Le monde est une scène de théâtre, aussi y trouvé-je des répliques, des observations très enrichissantes.

Vous êtes courageux ! On est en hiver et je vais dans le lac faire mes ablutions, pour ainsi dire. J’étais dans l’eau et un monsieur kurde ou turc me dit : « Vous êtes courageux, madame. » J’ai trouvé cela tellement charmant que je n’ai pas voulu lui dire que pour une dame c’était « courageuse ». Je me suis dit que dans sa culture, un homme courageux est vraiment quelqu’un de fort, exactement de courageux. Au moment où je grimpais sur les pierres pour retourner sur mon banc, il m’a demandé si j’avais besoin d’aide. « Quelle idée », ai-je pensé. Quand je suis sortie de l’eau, je l’ai vu courir vers moi avec une couverture. J’ai dû le rassurer.

J’ai raconté l’affaire à l’une de mes voisines et je lui ai dit que j’allais garder ce « je suis courageux » dans les moments difficiles. On ne sait pas toujours ce que l’on fabrique, mais peu de temps après, j’ai eu besoin de me dire que j’étais courageux pour arriver au bout de certaines choses. Moi qui aime le français, qui ne perds pas d’occasion pour améliorer celui des autres, je viens d’apprendre quelque chose de la part d’un étranger. Merci !

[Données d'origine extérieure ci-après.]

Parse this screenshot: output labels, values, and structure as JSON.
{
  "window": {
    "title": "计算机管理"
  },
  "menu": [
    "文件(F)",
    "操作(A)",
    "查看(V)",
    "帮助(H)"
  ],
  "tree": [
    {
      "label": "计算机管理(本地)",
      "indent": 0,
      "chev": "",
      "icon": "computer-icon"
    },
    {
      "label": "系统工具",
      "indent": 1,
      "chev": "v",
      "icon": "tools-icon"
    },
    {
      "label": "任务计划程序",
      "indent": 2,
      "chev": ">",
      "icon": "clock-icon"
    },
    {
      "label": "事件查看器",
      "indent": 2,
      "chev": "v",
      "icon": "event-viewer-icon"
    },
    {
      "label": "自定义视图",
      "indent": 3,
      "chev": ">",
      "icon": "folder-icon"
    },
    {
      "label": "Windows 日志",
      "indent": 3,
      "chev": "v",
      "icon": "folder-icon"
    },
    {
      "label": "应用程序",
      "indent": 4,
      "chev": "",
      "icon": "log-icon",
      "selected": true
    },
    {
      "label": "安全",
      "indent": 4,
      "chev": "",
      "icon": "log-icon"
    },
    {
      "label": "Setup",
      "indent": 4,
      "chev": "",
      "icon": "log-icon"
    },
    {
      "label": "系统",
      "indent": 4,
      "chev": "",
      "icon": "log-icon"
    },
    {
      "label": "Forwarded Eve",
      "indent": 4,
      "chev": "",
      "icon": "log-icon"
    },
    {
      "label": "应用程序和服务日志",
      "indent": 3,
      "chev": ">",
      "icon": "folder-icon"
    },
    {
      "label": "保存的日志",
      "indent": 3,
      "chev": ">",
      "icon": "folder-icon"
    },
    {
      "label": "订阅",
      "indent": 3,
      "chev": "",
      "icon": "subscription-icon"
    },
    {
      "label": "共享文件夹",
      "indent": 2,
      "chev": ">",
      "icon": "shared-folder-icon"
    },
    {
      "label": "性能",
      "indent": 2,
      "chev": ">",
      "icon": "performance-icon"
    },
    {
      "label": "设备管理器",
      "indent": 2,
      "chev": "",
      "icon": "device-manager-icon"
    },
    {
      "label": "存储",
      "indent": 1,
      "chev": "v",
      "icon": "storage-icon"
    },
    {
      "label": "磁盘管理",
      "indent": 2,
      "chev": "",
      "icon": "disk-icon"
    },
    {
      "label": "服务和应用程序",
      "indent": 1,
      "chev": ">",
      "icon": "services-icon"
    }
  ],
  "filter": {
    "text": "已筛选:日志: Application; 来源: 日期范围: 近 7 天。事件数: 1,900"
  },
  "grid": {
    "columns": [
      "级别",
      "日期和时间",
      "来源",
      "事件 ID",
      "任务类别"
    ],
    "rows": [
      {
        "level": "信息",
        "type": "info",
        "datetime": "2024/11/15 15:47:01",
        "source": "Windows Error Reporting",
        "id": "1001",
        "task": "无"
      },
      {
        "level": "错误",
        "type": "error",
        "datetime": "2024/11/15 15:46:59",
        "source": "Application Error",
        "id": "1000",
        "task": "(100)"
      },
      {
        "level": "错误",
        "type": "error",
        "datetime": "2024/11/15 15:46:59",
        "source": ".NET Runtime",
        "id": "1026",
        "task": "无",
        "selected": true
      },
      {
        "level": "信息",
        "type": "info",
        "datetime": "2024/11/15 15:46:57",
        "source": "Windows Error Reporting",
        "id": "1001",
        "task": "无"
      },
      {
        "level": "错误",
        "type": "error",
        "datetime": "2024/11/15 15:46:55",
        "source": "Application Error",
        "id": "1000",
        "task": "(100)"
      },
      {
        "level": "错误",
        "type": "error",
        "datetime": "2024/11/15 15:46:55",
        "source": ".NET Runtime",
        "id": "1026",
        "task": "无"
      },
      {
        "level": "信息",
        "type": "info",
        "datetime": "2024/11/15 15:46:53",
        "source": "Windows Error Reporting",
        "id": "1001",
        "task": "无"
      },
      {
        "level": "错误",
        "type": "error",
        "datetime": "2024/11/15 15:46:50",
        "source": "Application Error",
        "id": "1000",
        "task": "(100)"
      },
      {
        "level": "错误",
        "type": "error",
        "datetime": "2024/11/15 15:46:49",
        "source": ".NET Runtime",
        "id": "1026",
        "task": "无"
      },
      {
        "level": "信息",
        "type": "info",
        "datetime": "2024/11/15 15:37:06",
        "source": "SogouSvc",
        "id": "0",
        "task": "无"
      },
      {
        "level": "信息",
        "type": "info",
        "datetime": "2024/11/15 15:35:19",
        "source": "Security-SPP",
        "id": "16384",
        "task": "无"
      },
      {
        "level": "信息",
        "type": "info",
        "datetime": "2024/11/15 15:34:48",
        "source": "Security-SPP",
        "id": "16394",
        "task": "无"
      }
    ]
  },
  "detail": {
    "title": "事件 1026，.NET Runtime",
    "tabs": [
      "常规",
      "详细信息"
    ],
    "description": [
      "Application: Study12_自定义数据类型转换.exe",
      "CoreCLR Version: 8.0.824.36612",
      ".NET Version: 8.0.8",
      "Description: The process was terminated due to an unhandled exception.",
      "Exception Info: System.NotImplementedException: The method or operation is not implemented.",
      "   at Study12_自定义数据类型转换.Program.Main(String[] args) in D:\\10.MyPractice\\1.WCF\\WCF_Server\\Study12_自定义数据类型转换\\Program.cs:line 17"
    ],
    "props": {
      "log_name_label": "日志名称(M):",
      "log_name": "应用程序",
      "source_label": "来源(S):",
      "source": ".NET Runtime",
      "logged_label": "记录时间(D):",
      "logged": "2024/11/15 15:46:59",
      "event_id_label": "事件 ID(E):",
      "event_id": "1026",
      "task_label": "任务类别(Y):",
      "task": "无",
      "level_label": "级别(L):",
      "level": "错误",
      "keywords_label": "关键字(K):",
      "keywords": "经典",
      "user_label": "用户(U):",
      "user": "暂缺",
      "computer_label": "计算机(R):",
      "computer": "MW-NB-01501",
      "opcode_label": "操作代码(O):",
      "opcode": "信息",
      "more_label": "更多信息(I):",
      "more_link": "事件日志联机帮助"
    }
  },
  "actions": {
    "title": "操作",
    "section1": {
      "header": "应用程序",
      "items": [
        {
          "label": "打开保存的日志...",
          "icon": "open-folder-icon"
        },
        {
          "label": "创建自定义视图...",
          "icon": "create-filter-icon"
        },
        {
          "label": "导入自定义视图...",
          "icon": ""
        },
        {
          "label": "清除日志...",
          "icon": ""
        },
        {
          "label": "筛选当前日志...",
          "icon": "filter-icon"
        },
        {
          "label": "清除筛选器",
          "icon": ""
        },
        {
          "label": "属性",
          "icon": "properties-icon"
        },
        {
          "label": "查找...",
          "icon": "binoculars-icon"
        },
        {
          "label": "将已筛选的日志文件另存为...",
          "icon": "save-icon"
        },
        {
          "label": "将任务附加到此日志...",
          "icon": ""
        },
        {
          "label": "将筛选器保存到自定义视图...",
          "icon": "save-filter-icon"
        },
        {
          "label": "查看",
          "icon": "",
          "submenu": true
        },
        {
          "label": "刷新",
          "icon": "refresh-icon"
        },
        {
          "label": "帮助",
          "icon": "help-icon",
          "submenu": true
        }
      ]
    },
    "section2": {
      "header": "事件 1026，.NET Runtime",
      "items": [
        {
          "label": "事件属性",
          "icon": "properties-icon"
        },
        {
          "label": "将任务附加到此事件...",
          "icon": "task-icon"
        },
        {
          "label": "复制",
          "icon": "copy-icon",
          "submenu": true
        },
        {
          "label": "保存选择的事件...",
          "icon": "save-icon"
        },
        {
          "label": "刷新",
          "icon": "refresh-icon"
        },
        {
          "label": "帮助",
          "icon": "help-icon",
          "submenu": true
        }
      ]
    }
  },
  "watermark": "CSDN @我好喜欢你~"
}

Un vélo sur un trottoir. Je ne sais plus comment va cette société. Un vélo est un véhicule et sa place est sur la route. Si on a peur des voitures, on va à pied. Punkt. Voici donc que je descends la rue – sur le trottoir – et qu’un vélo vient dans ma direction.

Première leçon d’anatomie. Pendant quelques jours, j’ai remis ma perruque noir-blanc et j’ai suscité pas mal de réactions dont voici quelques-unes :

  • Un monsieur qui m’a vue en ville a dit : « J’adore ! J’adore ! J’adore ! »
  • Je faisais la queue pour payer un livre chez Payot et une dame d’un âge certain qui se trouvait devant moi me dit : »J’aime comme vous vivez la vie ! »
  • Une jeune maman qui montait la rue du Château un peu après moi me dit : « Qu’est-ce que cela vous va bien, cette coupe! » Je lui répondis que c’était une perruque. Elle m’a dit qu’elle s’était demandé comment un coiffeur pouvait réussir un partage de couleurs aussi réussi mais que cela m’allait très bien. Puis, elle a expliqué à ses enfants, trois et cinq ans, que nous nous croisions assez souvent. Comme on arrivait devant leur maison, la maman a dit au garçon qui avait froid de rentrer et qu’elle allait faire encore quelques pas avec la fillette. Au moment où j’ai dit que je pouvais leur montrer ma salle de spectacle, le garçon a demandé si une prochaine fois, il pourrait venir. « Bien sûr », lui ai-je répondu.